Discussion Questions
-
On moral vs. technical arguments. Peters made a moral argument (Mercator is colonialist) that turned out to be influential despite his technical work being questionable. Are moral arguments about cartography ever sufficient, or do they need to be accompanied by technical rigor?
-
On citing prior work. Peters claimed his map as new when it was essentially the Gall projection from 1855. How should visualization practitioners balance credit for rediscovery with credit for original invention? Does it matter in this case?
-
On convention inertia. Mercator persists on Google Maps despite 400 years of known problems. Why has the shift to equal-area projections not extended to web mapping? What would it take?
-
On reader prior knowledge. A reader used to Mercator may find Gall-Peters confusing. Is that a problem for the map maker, or is the confusion productive?
-
On the Gall-Peters legacy. The specific Gall-Peters projection is rare today, but the underlying cause (use equal-area for global comparisons) is mainstream. Is this a win for Peters, even if his specific map is not dominant?
-
On your own projection choices. The next time you make a world map, which projection will you choose and why? How does the Gall-Peters history shape your decision?

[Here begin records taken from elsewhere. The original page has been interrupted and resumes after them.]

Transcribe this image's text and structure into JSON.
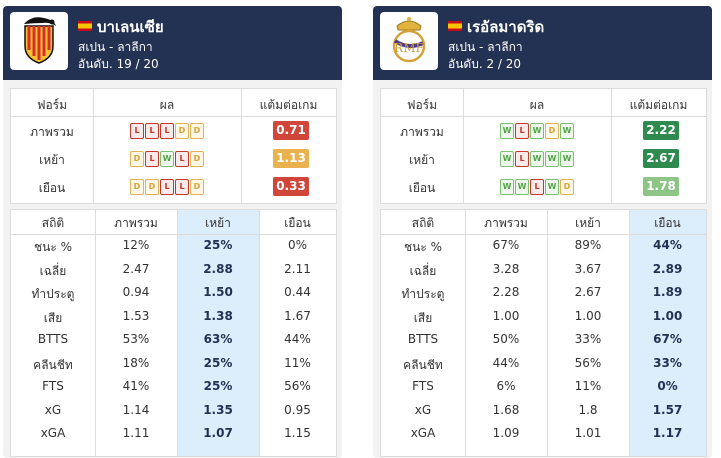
{
  "teams": [
    {
      "name": "บาเลนเซีย",
      "league": "สเปน - ลาลีกา",
      "rank": "อันดับ. 19 / 20",
      "logo": "valencia-crest",
      "form_headers": [
        "ฟอร์ม",
        "ผล",
        "แต้มต่อเกม"
      ],
      "form_rows": [
        {
          "label": "ภาพรวม",
          "results": [
            "L",
            "L",
            "L",
            "D",
            "D"
          ],
          "ppg": "0.71",
          "ppg_color": "#d0473a"
        },
        {
          "label": "เหย้า",
          "results": [
            "D",
            "L",
            "W",
            "L",
            "D"
          ],
          "ppg": "1.13",
          "ppg_color": "#e9b24f"
        },
        {
          "label": "เยือน",
          "results": [
            "D",
            "D",
            "L",
            "L",
            "D"
          ],
          "ppg": "0.33",
          "ppg_color": "#d0473a"
        }
      ],
      "stats_headers": [
        "สถิติ",
        "ภาพรวม",
        "เหย้า",
        "เยือน"
      ],
      "highlight_col": 2,
      "stats_rows": [
        [
          "ชนะ %",
          "12%",
          "25%",
          "0%"
        ],
        [
          "เฉลี่ย",
          "2.47",
          "2.88",
          "2.11"
        ],
        [
          "ทำประตู",
          "0.94",
          "1.50",
          "0.44"
        ],
        [
          "เสีย",
          "1.53",
          "1.38",
          "1.67"
        ],
        [
          "BTTS",
          "53%",
          "63%",
          "44%"
        ],
        [
          "คลีนชีท",
          "18%",
          "25%",
          "11%"
        ],
        [
          "FTS",
          "41%",
          "25%",
          "56%"
        ],
        [
          "xG",
          "1.14",
          "1.35",
          "0.95"
        ],
        [
          "xGA",
          "1.11",
          "1.07",
          "1.15"
        ]
      ]
    },
    {
      "name": "เรอัลมาดริด",
      "league": "สเปน - ลาลีกา",
      "rank": "อันดับ. 2 / 20",
      "logo": "real-madrid-crest",
      "form_headers": [
        "ฟอร์ม",
        "ผล",
        "แต้มต่อเกม"
      ],
      "form_rows": [
        {
          "label": "ภาพรวม",
          "results": [
            "W",
            "L",
            "W",
            "D",
            "W"
          ],
          "ppg": "2.22",
          "ppg_color": "#2f8a4f"
        },
        {
          "label": "เหย้า",
          "results": [
            "W",
            "L",
            "W",
            "W",
            "W"
          ],
          "ppg": "2.67",
          "ppg_color": "#2f8a4f"
        },
        {
          "label": "เยือน",
          "results": [
            "W",
            "W",
            "L",
            "W",
            "D"
          ],
          "ppg": "1.78",
          "ppg_color": "#8cc585"
        }
      ],
      "stats_headers": [
        "สถิติ",
        "ภาพรวม",
        "เหย้า",
        "เยือน"
      ],
      "highlight_col": 3,
      "stats_rows": [
        [
          "ชนะ %",
          "67%",
          "89%",
          "44%"
        ],
        [
          "เฉลี่ย",
          "3.28",
          "3.67",
          "2.89"
        ],
        [
          "ทำประตู",
          "2.28",
          "2.67",
          "1.89"
        ],
        [
          "เสีย",
          "1.00",
          "1.00",
          "1.00"
        ],
        [
          "BTTS",
          "50%",
          "33%",
          "67%"
        ],
        [
          "คลีนชีท",
          "44%",
          "56%",
          "33%"
        ],
        [
          "FTS",
          "6%",
          "11%",
          "0%"
        ],
        [
          "xG",
          "1.68",
          "1.8",
          "1.57"
        ],
        [
          "xGA",
          "1.09",
          "1.01",
          "1.17"
        ]
      ]
    }
  ],
  "colors": {
    "header_bg": "#233253",
    "highlight_bg": "#dcedfb",
    "highlight_text": "#233253"
  }
}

The Gall-Peters controversy is an unusual case in visualization: a politically-motivated technical debate that played out in newspapers, political organizations, and academic journals over three decades. It reminds us that maps are not neutral and that choices about cartographic design have consequences that extend beyond the visual. The cause Peters championed — equal-area projection for global comparisons — has largely succeeded in professional contexts, even if the specific map he promoted has faded. When you choose a projection for your own maps, you are participating in a centuries-long conversation about how to represent the world on a flat page, and the choice is always at least partly political, whether you intend it to be or not.